Alÿs ontsnapt aan deze gemakzuchtige veralgemeningen en het sentimentele humanisme dat eruit kan voortkomen. Dat heeft voor een groot deel te maken met de afstand die hij zelf behoudt en die van de kijker in de eerste plaats een observator maakt. De weg naar lege identificatie wordt afgesloten en de kinderen verschijnen in een concrete omgeving die fundamenteel anders kan zijn dan die van de toeschouwer. De Children’s Games tonen geenszins een ideële of geïdealiseerde wereld waarin iedereen fundamenteel ‘hetzelfde’ is. Veeleer maken ze aanschouwelijk hoezeer culturele, geografische en historische variabelen een impact hebben op menselijk gedrag en die gelijkenissen doorkruisen. Dit resulteert in een verkenning van de uniciteit van sommige spelen en de bepalende rol van, bijvoorbeeld, klimatologische omstandigheden en stedelijke ontwikkeling: geen Schneespiele in Afghanistan, geen Kisolo op de geasfalteerde stadspleinen in het Westen. De optelsom van de verzameling dient niet om verschillen uit te wissen, maar net om ze aan te wijzen als, opnieuw in de woorden van Barthes, ‘tekens van een historische schriftuur’. Alÿs’ progressieve humanisme schuilt niet in de observatie dat elk individu, als mens, een gedeelde, essentiële kern bevat die hem verwant maakt met alle andere individuen, maar in de nuchterheid en dienstbaarheid van het observeren zelf, dat steeds temporeel en ruimtelijk verankerd is. Alÿs toont hoe mensen culturele producten voortbrengen als een reactie op hun levensomstandigheden. Het spel is geen uiting van een louter natuurlijk proces, maar een activiteit met, in veel gevallen, afgebakende regels die mensen met elkaar hebben afgesproken en die, in het beste geval, van generatie tot generatie worden doorgegeven. Door op hun beurt deze regels te volgen, schrijven de kinderen zich in deze geschiedenissen in: ze hebben deze spelen geleerd en zich de regels ervan eigen gemaakt. Ze spelen het spel dat ook hun ouders ooit hebben gespeeld.

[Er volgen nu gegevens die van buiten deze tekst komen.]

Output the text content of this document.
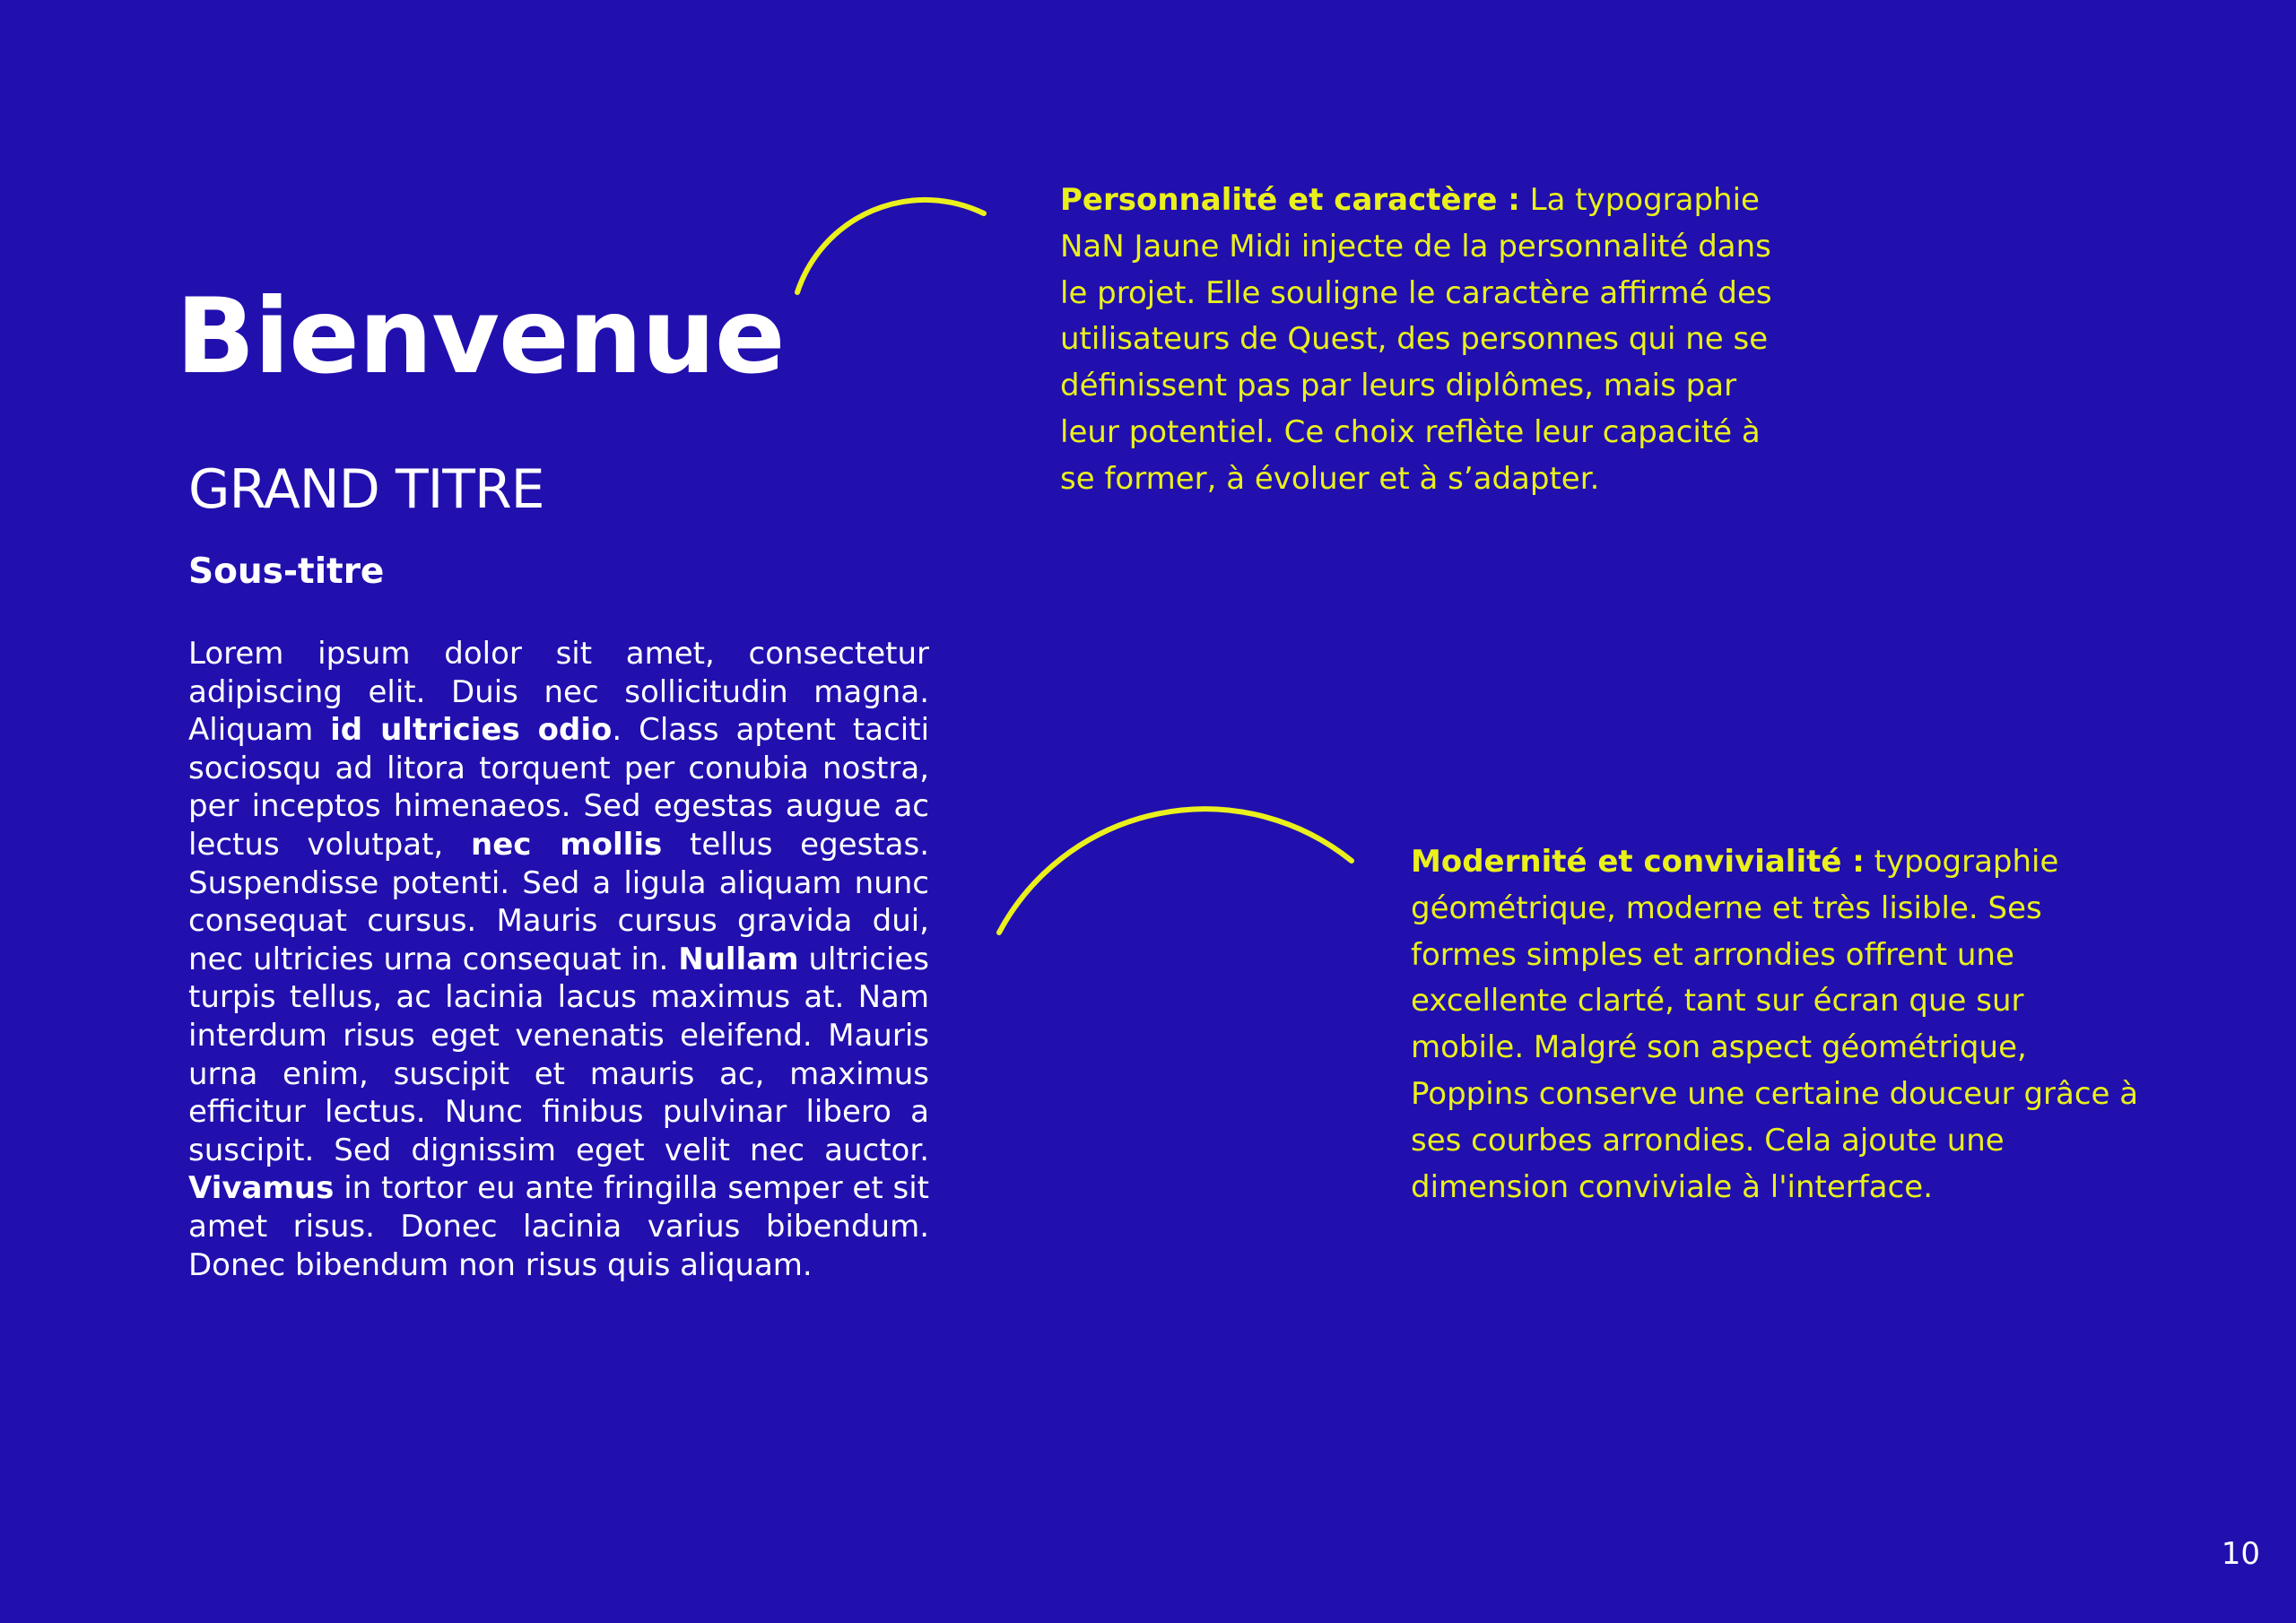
Bienvenue
GRAND TITRE
Sous-titre

Lorem ipsum dolor sit amet, consectetur adipiscing elit. Duis nec sollicitudin magna. Aliquam id ultricies odio. Class aptent taciti sociosqu ad litora torquent per conubia nostra, per inceptos himenaeos. Sed egestas augue ac lectus volutpat, nec mollis tellus egestas. Suspendisse potenti. Sed a ligula aliquam nunc consequat cursus. Mauris cursus gravida dui, nec ultricies urna consequat in. Nullam ultricies turpis tellus, ac lacinia lacus maximus at. Nam interdum risus eget venenatis eleifend. Mauris urna enim, suscipit et mauris ac, maximus efficitur lectus. Nunc finibus pulvinar libero a suscipit. Sed dignissim eget velit nec auctor. Vivamus in tortor eu ante fringilla semper et sit amet risus. Donec lacinia varius bibendum. Donec bibendum non risus quis aliquam.

Personnalité et caractère : La typographie NaN Jaune Midi injecte de la personnalité dans le projet. Elle souligne le caractère affirmé des utilisateurs de Quest, des personnes qui ne se définissent pas par leurs diplômes, mais par leur potentiel. Ce choix reflète leur capacité à se former, à évoluer et à s’adapter.

Modernité et convivialité : typographie géométrique, moderne et très lisible. Ses formes simples et arrondies offrent une excellente clarté, tant sur écran que sur mobile. Malgré son aspect géométrique, Poppins conserve une certaine douceur grâce à ses courbes arrondies. Cela ajoute une dimension conviviale à l'interface.

10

Alÿs gaat op zoek naar de meest diverse kinderspelen en hertekent op die manier de kaart van de wereld. Maar welke wereld doet hij hier verschijnen? Alÿs is niet de artistieke ontdekkingsreiziger uit het Westen waarvoor hij soms wordt aangezien. Hij is geen globetrotter-artiest die de wereld doorkruist en ‘grenzenblind’ is geworden. En hij stelt zijn werk niet ten dienste van de globalisering, het ‘universaliseren’ van cultuurspecifieke karaktertrekken of het uitvegen van geschiedenissen. Wel wijst het werk van Alÿs aan hoe de wereld dreigt te verkleinen. Spelen kinderen in Congo en Hongkong binnenkort allemaal dezelfde spelletjes, al dan niet op hun smartphone? De beelden van kinderspelen die Alÿs heeft gemaakt vragen aandacht voor een wereld die bovenal concreet en zintuiglijk blijft, ondanks de egaliserende dynamiek van de globalisering.

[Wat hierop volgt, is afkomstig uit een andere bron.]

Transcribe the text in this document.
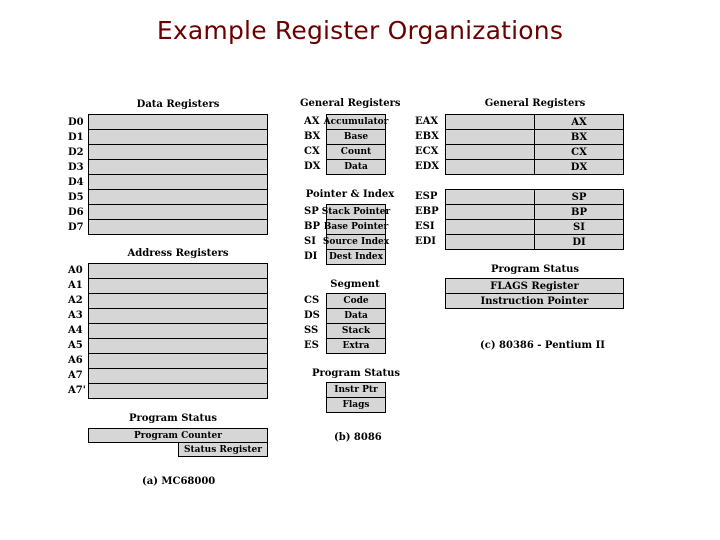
Example Register Organizations
Data Registers
D0
D1
D2
D3
D4
D5
D6
D7
Address Registers
A0
A1
A2
A3
A4
A5
A6
A7
A7'
Program Status
Program Counter
Status Register
(a) MC68000
General Registers
AX
BX
CX
DX
Accumulator
Base
Count
Data
Pointer & Index
SP
BP
SI
DI
Stack Pointer
Base Pointer
Source Index
Dest Index
Segment
CS
DS
SS
ES
Code
Data
Stack
Extra
Program Status
Instr Ptr
Flags
(b) 8086
General Registers
EAX
EBX
ECX
EDX
AX
BX
CX
DX
ESP
EBP
ESI
EDI
SP
BP
SI
DI
Program Status
FLAGS Register
Instruction Pointer
(c) 80386 - Pentium II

Door dit culturele en historische perspectief ontsnapt Alÿs aan de hardnekkige neiging om kinderen te verheerlijken. Vaak worden kinderen gezien als ‘uitzonderlijke’ wezens met een natuurlijke onschuld en een spontane onbevangenheid. Het kind wordt dan haast een noble sauvage die zich in de voorkamer van de werkelijkheid bevindt en geen deel uitmaakt van de echte wereld. Het kind zou (nog) niet gecorrumpeerd zijn door beschaving en een pre- of apolitieke toegang hebben tot een meer authentieke, oorspronkelijke werkelijkheid. Volgens een dergelijke opvatting behoeft het kind in de eerste plaats zorg: het moet worden beschermd tegen de harde wereld van de volwassenen. Het gelukzalige isolement waardoor het kind enigszins immuun blijft voor de buitenwereld moet zo lang mogelijk worden gerekt. Niet zelden gaat deze verheerlijking hand in hand met een verheerlijking van de klassieke, veelal westerse gezinsstructuur en de geijkte rollenpatronen. Niet alleen Steichens Family of Man, maar ook expliciet sociaal-artistieke fotoreeksen en portretten zoals het befaamde The Children of the Poor (1892) van Jacob Riis of Dorothea Langes Migrant Mother (1936) herleiden het kind tot een voorwerp van zorg en bescherming en isoleren het de facto van de samenleving.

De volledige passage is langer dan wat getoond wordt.